According to CNBC, Samara Cohen, the head of ETF and index investing at BlackRock, spoke at the Coinbase cryptocurrency summit in New York City, stating that currently about 80% of bitcoin spot ETF buyers may be “self-directed individual investors” who typically allocate investments through online brokerage accounts.

Furthermore, Samara Cohen further pointed out that according to the last quarter’s 13-F filings, hedge funds and brokerage firms are also buyers of bitcoin ETFs, but registered investment advisers hold a more “cautious” stance on this.

CNBC recently conducted a survey of these advisers, asking them and their colleagues why they are cautious about these new products. The answers involve various aspects, including the extreme volatility of bitcoin prices, the newness of this asset class, and the lack of long-term historical records.

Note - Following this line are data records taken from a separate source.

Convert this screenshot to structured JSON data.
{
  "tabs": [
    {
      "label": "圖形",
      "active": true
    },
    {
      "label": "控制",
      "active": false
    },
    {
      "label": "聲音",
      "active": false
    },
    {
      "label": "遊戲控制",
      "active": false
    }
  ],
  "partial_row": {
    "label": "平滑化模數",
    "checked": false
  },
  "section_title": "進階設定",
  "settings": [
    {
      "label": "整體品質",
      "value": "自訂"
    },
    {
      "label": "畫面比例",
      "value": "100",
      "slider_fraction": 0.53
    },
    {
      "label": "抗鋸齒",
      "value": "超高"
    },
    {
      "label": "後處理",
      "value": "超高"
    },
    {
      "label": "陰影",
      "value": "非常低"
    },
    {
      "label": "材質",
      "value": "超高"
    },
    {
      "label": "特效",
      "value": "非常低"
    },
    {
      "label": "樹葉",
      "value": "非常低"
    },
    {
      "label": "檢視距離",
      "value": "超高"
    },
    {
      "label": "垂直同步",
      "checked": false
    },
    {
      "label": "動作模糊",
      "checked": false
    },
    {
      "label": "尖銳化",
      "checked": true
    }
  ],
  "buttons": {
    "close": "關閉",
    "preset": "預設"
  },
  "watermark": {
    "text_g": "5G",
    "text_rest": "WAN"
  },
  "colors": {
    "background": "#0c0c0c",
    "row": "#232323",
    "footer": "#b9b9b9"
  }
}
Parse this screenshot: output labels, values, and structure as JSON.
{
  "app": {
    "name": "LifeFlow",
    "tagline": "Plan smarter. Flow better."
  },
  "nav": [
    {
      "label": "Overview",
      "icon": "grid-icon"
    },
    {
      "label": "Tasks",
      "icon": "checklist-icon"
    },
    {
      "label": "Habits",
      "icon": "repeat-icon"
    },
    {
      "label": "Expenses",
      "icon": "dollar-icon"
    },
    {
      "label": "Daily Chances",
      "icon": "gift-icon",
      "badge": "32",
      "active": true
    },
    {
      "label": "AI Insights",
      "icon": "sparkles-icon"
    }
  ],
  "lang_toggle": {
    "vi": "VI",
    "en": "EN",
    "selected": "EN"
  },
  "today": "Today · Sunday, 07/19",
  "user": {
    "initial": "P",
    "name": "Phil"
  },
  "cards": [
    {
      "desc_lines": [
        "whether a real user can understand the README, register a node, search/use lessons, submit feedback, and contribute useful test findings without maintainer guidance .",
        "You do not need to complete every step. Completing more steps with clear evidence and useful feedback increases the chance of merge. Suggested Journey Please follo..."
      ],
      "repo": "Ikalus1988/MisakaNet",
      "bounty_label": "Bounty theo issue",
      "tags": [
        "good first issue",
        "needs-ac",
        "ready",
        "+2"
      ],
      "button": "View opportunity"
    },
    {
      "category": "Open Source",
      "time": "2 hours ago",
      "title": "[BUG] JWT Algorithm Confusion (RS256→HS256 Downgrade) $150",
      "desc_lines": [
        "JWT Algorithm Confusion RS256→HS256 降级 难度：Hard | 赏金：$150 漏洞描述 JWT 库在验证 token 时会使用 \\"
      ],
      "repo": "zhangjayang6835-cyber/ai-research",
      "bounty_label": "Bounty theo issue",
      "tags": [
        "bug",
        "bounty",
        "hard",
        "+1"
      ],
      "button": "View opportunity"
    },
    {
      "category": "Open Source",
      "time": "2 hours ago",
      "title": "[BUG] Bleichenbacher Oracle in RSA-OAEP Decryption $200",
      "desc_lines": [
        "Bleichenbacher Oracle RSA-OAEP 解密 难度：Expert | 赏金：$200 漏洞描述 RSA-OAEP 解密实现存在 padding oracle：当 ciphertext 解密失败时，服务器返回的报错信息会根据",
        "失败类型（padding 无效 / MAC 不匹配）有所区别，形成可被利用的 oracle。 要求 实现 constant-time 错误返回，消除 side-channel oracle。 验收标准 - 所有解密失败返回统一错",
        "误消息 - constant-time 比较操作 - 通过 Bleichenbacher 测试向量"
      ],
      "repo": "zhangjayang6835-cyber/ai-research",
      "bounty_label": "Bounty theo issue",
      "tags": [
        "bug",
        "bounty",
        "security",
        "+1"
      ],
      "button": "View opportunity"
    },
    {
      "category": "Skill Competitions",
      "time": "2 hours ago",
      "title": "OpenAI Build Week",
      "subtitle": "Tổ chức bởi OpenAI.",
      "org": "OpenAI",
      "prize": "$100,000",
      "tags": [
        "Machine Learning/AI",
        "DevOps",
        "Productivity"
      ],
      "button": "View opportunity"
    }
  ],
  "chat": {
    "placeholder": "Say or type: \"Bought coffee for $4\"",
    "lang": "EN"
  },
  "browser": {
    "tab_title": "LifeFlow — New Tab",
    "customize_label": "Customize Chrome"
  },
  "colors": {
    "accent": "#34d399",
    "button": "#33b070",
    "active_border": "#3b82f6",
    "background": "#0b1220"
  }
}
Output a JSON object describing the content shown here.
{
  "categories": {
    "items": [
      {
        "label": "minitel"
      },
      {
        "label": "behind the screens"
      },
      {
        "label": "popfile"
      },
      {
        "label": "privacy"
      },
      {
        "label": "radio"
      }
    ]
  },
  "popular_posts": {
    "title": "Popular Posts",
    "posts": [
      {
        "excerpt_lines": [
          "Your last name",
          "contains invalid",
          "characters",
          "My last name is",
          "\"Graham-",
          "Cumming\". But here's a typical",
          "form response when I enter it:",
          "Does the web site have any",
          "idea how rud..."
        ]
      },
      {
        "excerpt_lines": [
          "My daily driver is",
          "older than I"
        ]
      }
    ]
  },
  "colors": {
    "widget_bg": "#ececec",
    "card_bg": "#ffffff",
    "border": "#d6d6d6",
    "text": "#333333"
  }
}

In addition, regulatory compliance and the scams and scandals surrounding cryptocurrencies are also factors that advisers consider.

Samara Cohen stated that investment advisers are entrusted with their clients and their job is to build investment portfolios, conduct risk analysis, and due diligence, and they are now doing this research on bitcoin as an asset, gradually accepting these new products.

Samara Cohen believes that bitcoin ETFs have become an important bridge connecting cryptocurrencies with the traditional financial sector, especially suitable for investors who wish to invest in bitcoin but are unwilling to manage risks between two completely different ecosystems. Before the ETF was launched, existing ways to enter the cryptocurrency market were not ideal for some investors.